Nevada photographer unknowingly recreates famous photograph.

Martin Gollery’s book

BY MARTIN GOLLERY

In the year 1938, Lake Tahoe was a very different place than what we see today. The forests were recovering from being clear cut in the late 1800s; the highway was a narrow, winding road; and few people lived year-round in Incline Village.

The first tunnel had been blasted through Cave Rock, improving access, but still a trip around Lake Tahoe was not a trivial excursion. This didn’t stop a young photographer named Ansel Adams from making the trip. His friend and mentor, Cedric Wright, had been spending time there, though it is unclear whether they were traveling together. Adams described Wright as his best friend. They had much in common, not only in photography but also classical music—Wright was a violinist, Adams was a pianist.
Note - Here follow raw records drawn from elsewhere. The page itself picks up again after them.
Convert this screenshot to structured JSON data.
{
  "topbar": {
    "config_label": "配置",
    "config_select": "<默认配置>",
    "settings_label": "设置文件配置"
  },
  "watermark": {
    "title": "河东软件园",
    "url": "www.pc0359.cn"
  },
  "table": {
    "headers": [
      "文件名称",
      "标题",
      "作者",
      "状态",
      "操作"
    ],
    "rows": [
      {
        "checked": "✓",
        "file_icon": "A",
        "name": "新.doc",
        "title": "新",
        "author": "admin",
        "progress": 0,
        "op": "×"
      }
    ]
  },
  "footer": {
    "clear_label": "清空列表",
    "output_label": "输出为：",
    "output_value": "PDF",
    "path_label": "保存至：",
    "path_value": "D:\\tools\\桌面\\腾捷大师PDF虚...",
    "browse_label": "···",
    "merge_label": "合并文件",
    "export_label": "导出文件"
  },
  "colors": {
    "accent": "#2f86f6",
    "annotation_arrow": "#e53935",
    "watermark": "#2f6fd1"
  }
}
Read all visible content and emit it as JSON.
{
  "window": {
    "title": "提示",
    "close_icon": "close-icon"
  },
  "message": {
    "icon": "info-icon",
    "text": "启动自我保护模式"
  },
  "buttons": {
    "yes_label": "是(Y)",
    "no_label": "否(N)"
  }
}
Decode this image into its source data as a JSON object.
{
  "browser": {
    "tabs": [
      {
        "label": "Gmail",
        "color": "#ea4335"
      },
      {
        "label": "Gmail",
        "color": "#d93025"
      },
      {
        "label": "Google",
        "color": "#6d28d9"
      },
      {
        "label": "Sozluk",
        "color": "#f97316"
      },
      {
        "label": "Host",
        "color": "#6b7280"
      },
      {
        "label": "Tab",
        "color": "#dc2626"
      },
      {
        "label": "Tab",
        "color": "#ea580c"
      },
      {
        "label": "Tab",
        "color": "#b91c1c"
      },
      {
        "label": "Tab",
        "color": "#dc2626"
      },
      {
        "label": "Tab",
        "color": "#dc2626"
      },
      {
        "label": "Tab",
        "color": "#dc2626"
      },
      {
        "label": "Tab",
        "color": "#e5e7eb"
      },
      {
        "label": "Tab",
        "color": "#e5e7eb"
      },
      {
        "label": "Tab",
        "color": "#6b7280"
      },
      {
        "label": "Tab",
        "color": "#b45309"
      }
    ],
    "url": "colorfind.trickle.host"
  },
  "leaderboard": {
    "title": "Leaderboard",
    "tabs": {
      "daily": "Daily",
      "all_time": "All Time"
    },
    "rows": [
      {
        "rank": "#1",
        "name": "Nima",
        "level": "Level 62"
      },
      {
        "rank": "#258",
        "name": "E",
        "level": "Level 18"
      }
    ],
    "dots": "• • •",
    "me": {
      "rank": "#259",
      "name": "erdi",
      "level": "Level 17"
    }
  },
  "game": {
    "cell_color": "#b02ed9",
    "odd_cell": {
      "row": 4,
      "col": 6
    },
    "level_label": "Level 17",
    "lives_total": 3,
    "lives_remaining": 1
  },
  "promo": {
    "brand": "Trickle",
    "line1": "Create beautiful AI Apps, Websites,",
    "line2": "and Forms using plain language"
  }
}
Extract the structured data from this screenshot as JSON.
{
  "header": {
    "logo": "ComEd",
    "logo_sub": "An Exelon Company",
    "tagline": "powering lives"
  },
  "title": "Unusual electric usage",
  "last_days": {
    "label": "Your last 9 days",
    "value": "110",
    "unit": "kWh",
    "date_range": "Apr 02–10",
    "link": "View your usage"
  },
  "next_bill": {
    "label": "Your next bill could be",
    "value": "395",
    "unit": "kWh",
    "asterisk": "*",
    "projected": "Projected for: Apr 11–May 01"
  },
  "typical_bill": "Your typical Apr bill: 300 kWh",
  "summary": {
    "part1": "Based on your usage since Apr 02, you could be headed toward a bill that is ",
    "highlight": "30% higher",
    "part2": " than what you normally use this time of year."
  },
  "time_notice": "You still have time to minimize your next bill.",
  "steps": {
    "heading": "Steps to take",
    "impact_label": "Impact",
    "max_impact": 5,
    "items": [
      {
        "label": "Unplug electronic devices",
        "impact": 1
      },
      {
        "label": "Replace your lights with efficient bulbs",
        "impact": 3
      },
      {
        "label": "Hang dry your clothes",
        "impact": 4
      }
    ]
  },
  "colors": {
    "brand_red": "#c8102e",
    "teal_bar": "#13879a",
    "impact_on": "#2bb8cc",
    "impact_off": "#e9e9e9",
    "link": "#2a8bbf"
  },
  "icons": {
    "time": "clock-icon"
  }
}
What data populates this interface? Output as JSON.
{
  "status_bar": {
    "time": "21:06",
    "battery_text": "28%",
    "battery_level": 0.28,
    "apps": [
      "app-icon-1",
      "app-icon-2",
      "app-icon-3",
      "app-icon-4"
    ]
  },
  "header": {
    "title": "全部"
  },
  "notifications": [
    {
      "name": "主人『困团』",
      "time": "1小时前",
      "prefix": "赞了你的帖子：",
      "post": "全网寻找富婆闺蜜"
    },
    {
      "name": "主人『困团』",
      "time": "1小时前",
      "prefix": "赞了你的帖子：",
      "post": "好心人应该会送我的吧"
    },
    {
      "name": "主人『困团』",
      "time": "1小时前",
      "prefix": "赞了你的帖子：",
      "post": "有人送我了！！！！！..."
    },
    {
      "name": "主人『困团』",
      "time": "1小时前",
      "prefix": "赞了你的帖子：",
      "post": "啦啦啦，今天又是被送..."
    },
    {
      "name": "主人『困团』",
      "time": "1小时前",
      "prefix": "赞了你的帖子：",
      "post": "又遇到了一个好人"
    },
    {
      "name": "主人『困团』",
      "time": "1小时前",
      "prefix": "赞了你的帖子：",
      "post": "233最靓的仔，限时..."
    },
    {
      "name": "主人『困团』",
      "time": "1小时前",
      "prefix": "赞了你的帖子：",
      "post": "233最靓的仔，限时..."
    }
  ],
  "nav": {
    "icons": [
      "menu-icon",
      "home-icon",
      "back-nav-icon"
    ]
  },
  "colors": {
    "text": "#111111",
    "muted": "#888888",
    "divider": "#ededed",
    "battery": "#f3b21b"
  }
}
Adams made a trip to Lake Tahoe in spring 1938, making a dramatic image of a thunderhead over the Sierra Crest from the Nevada side. It’s possible to assume that it was made sometime in the spring from the amount of snow on the mountains.

 

INTO FOCUS

Lake Tahoe. ©Ansel Adams

I became aware of this image when someone pointed out that one of my photos looked like the Ansel Adams image. I looked up the image for comparison, and it was obvious that they were taken at the same place. Stateline Point lined up with Granite Chief at what is now the Squaw Valley Ski Resort. But there was a problem. I did not remember exactly where I had taken my image!

Thus began a bit of sleuthing and exploration. Lining up the point with the mountain was only part of the job. Then I had to identify the elevation—was it taken along what is now the highway, or down by the lake, or up on Tunnel Creek road, or farther up the mountain? I looked at the spacing of the Stateline Point on the lake and identified that the great photographer had done what millions of others have done since: he just pulled off the side of the road at a pullout that is still along State Route 28 at the south end of Incline Village.

I then tried to frame the image to match his composition. This was easy with a telephoto lens, and it gave a bit more information about the image. The Adams shot was vertical and stretches from just past Mt. Watson in the north to a short distance past Twin Peaks in the south. Matching this as well as possible, I found that my zoom was set at about 45 mm. This is what photographers call a ‘normal’ lens, in that it yields a normal perspective, neither telephoto nor wide angle. Adams was not shooting with a 35mm camera, but a large-format view camera. If he was using a 4×5 camera, he was probably using a 150mm lens, or a 6-inch lens as it would have been measured in 1938. If he was using an 8×10 camera, he would have been using a 300mm/12-inch lens.

I now refer to this pullout as the ‘Ansel Adams Lookout,’ and I shoot there often, as it is not far from my house!